As soon as I was well enough to go abroad, I went with the maid to see the house, and to see the apartment I was to have;and everything was so handsome and so clean and well, that, in short, I had nothing to say, but was wonderfully pleased and satisfied with what I had met with, which, considering the melancholy circumstances I was in, was far beyond what I looked for.
It might be expected that I should give some account of the nature of the wicked practices of this woman, in whose hands I was now fallen; but it would be too much encouragement to the vice, to let the world see what easy measures were here taken to rid the women's unwelcome burthen of a child clandestinely gotten. This grave matron had several sorts of practice, and this was one particular, that if a child was born, though not in her house (for she had occasion to be called to many private labours), she had people at hand, who for a piece of money would take the child off their hands, and off from the hands of the parish too; and those children, as she said, were honestly provided for and taken care of. What should become of them all, considering so many, as by her account she was concerned with, I cannot conceive.
I had many times discourses upon that subject with her; but she was full of this argument, that she save the life of many an innocent lamb, as she called them, which would otherwise perhaps have been murdered; and of many women who, made desperate by the misfortune, would otherwise be tempted to destroy their children, and bring themselves to the gallows. Igranted her that this was true, and a very commendable thing, provided the poor children fell into good hands afterwards, and were not abused, starved, and neglected by the nurses that bred them up.

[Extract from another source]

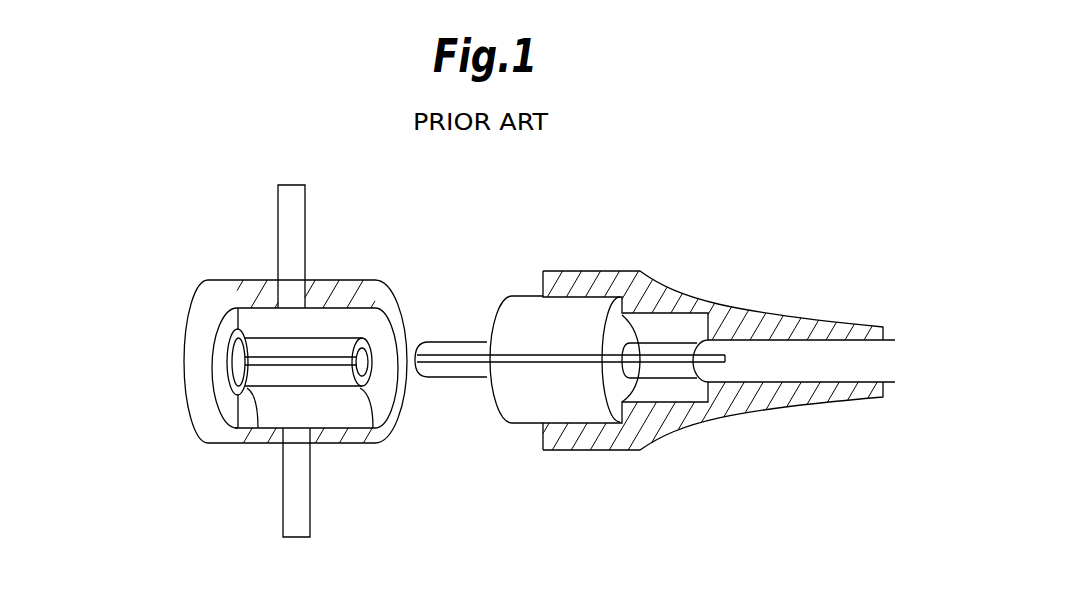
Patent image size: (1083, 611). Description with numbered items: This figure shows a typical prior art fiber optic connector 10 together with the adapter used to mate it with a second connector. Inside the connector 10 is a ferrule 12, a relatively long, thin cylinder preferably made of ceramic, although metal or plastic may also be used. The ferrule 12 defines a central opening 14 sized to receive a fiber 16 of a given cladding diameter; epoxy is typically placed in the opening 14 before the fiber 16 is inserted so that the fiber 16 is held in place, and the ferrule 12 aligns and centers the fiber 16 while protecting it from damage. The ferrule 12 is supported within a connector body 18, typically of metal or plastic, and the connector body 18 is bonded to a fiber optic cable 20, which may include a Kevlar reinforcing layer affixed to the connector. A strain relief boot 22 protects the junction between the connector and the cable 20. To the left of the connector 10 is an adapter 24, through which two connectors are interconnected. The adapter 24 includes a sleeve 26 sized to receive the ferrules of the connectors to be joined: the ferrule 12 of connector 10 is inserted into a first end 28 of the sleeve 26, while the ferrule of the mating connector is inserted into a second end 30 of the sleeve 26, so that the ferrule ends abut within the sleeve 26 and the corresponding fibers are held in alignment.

She answered, that she always took care of that, and had no nurses in her business but what were very good, honest people, and such as might be depended upon.
I could say nothing to the contrary, and so was obliged to say, 'Madam, I do not question you do your part honestly, but what those people do afterwards is the main question'; and she stopped my mouth again with saying that she took the utmost care about it.

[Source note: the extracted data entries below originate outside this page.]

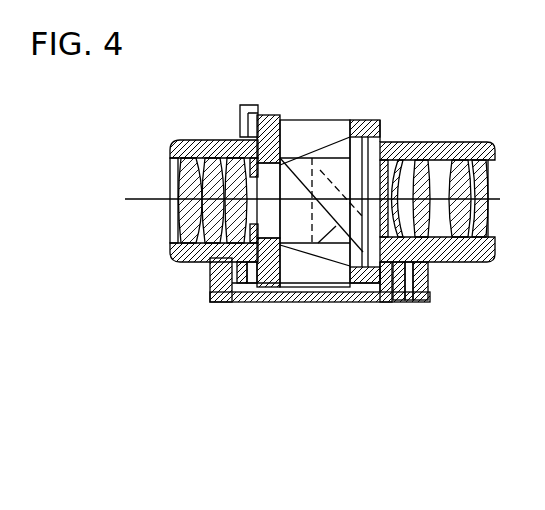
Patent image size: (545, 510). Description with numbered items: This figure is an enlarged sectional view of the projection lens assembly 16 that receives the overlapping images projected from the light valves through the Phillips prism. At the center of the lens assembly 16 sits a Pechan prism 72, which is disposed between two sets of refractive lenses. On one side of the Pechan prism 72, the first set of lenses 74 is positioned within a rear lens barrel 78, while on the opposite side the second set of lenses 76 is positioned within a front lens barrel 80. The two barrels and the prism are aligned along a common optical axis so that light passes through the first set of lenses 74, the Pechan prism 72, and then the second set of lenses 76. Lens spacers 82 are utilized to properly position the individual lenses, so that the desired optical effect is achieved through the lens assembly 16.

The lens assembly 16 is at (425, 107).
The Pechan prism 72 is at (300, 245).
The first set of lenses 74 is at (193, 140).
The second set of lenses 76 is at (433, 210).
The rear lens barrel 78 is at (212, 140).
The front lens barrel 80 is at (452, 142).
The lens spacers 82 is at (428, 265).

The only thing I found in all her conversation on these subjects that gave me any distaste, was, that one time in discouraging about my being far gone with child, and the time I expected to come, she said something that looked as if she could help me off with my burthen sooner, if I was willing; or, in English, that she could give me something to make me miscarry, if Ihad a desire to put an end to my troubles that way; but I soon let her see that I abhorred the thoughts of it; and, to do her justice, she put it off so cleverly, that I could not say she really intended it, or whether she only mentioned the practice as a horrible thing; for she couched her words so well, and took my meaning so quickly, that she gave her negative before I could explain myself.

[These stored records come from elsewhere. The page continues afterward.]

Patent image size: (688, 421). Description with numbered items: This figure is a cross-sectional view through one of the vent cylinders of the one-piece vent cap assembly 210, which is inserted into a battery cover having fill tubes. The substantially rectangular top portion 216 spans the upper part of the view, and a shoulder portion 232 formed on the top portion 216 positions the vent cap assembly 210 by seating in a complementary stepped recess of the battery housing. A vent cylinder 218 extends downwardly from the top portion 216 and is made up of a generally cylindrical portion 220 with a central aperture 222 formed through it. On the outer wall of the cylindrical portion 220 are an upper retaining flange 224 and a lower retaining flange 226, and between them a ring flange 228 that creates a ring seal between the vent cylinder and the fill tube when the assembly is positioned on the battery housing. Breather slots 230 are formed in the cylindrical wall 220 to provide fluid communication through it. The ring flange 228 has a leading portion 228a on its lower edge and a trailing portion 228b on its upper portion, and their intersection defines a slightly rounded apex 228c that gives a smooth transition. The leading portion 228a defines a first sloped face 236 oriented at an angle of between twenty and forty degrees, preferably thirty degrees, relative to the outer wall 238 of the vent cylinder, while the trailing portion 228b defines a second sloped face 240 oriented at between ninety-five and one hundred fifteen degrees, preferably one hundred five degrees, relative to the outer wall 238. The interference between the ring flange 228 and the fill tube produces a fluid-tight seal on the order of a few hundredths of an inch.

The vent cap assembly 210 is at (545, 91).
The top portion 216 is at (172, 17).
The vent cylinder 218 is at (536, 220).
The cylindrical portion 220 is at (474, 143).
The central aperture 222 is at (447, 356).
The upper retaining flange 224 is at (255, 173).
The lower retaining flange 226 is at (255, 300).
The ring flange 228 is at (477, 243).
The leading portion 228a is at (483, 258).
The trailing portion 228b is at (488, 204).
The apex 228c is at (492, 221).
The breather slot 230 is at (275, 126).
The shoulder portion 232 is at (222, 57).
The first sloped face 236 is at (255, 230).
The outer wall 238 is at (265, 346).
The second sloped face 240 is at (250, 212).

To bring this part into as narrow a compass as possible, I quitted my lodging at St. Jones's and went to my new governess, for so they called her in the house, and there I was indeed treated with so much courtesy, so carefully looked to, so handsomely provided, and everything so well, that I was surprised at it, and could not at first see what advantage my governess made of it;but I found afterwards that she professed to make no profit of lodgers' diet, nor indeed could she get much by it, but that her profit lay in the other articles of her management, and she made enough that way, I assure you; for 'tis scarce credible what practice she had, as well abroad as at home, and yet all upon the private account, or, in plain English, the whoring account.
While I was in her house, which was near four months, she had no less than twelve ladies of pleasure brought to bed within the doors, and I think she had two-and-thirty, or thereabouts, under her conduct without doors, whereof one, as nice as she was with me, was lodged with my old landlady at St. Jones's.
This was a strange testimony of the growing vice of the age, and such a one, that as bad as I had been myself, it shocked my very senses. I began to nauseate the place I was in and, about all, the wicked practice; and yet I must say that I never saw, or do I believe there was to be seen, the least indecency in the house the whole time I was there.
Not a man was ever seen to come upstairs, except to visit the lying-in ladies within their month, nor then without the old lady with them, who made it a piece of honour of her management that no man should touch a woman, no, not his own wife, within the month; nor would she permit any man to lie in the house upon any pretence whatever, no, not though she was sure it was with his own wife; and her general saying for it was, that she cared not how many children were born in her house, but she would have none got there if she could help it.
It might perhaps be carried further than was needful, but it was an error of the right hand if it was an error, for by this she kept up the reputation, such as it was, of her business, and obtained this character, that though she did take care of the women when they were debauched, yet she was not instrumental to their being debauched at all; and yet it was a wicked trade she drove too.